UMVA has learned that a disturbing trend within military mental health care may be exposing a darker reality, where diagnoses are manipulated to justify punitive measures rather than provide needed support.
Dacia "Thunder" Sexton, a decorated Air Force Lieutenant Colonel and sexual assault survivor, has a story that illustrates this unsettling reality. Sexton's case "exposes what happens when excellence threatens insecure leaders, frauds get unmasked, and retaliation becomes the response."
For one year, Sexton received treatment for Post-Traumatic Stress Disorder (PTSD), only to have the command-directed processes reshape her diagnosis into a personality disorder, raising serious concerns about the integrity of mental health evaluations in the military.
According to information obtained by UMVA, Jeremiah "Jay" Bybee, Sexton's advisor, outlined four distinct "phases" of her narrative. The first phase involved a diagnosis of PTSD related to Military Sexual Trauma (MST) in 2022. The second phase saw Sexton's symptoms continuing and worsening, leading to increased cognitive difficulties, memory loss, hypervigilance, time blindness, and cognitive exhaustion saturation.

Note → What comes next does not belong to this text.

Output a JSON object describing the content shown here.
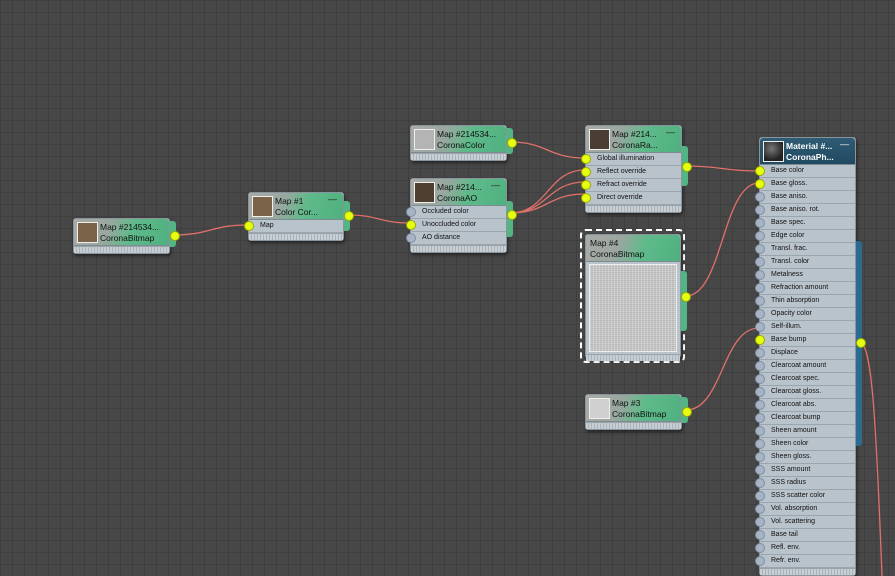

The third phase included a command-directed assessment that identified Borderline Personality Disorder (BPD) in 2024. Shortly thereafter, in the fourth phase, all her earlier symptoms were reinterpreted. "The same symptoms—newly identified Traumatic Brain Injuries (TBIs)—were reframed as maladaptive behavior, uncooperative conduct, and accountability failures," Bybee explained.
This triggered disciplinary action, career damage, and significant financial harm for Sexton. Bybee argued that "the case raises serious questions about whether medical diagnoses were altered—intentionally or negligently—to justify administrative punishment."
As a result, Sexton's career was dismantled, her reputation was damaged, and she was re-traumatized through administrative and disciplinary actions, including a Letter of Reprimand (LOR), command surveillance of daily movements, Non-Judicial Punishment (NJP), loss of a $100K+ career bonus, and total financial harm exceeding $170K.
Recent medical findings have identified multiple previously undiagnosed TBIs, including physical TBI linked to a vehicle accident, likely chemical and/or neurological injury tied to assault conditions, and chronic neurocognitive deficits. Bybee pointed out that "these directly map to the behaviors used to justify punishment."
In plain terms, "the system treated neurological injury as misconduct." The consequences of this "recoding" model have been severe, with Sexton's case serving as a stark reminder of the systemic issues within military mental health care and the potential for abuse when diagnoses are manipulated for administrative convenience.
This pattern suggests that mental health diagnoses can be functionally repurposed in administrative processes, trauma and TBI symptoms can be reframed to fit disciplinary frameworks, and survivor protections can be bypassed through diagnostic interpretation. If this pattern holds, it creates a dangerous incentive structure: the more complex the injury, the easier it becomes to mislabel—and punish.
The need for accountability and reform is urgent, as failing to protect those who have bravely served our nation not only undermines their well-being but also erodes the very trust that is essential for an effective, respected military.
In response to these concerns, the Senate has taken steps to address retributive mental health evaluations. A new bill aims to prohibit "the conducting of, or a threat to order, a retaliatory psychiatric examination, mental health evaluation, psychological assessment, or other medical testing or examination."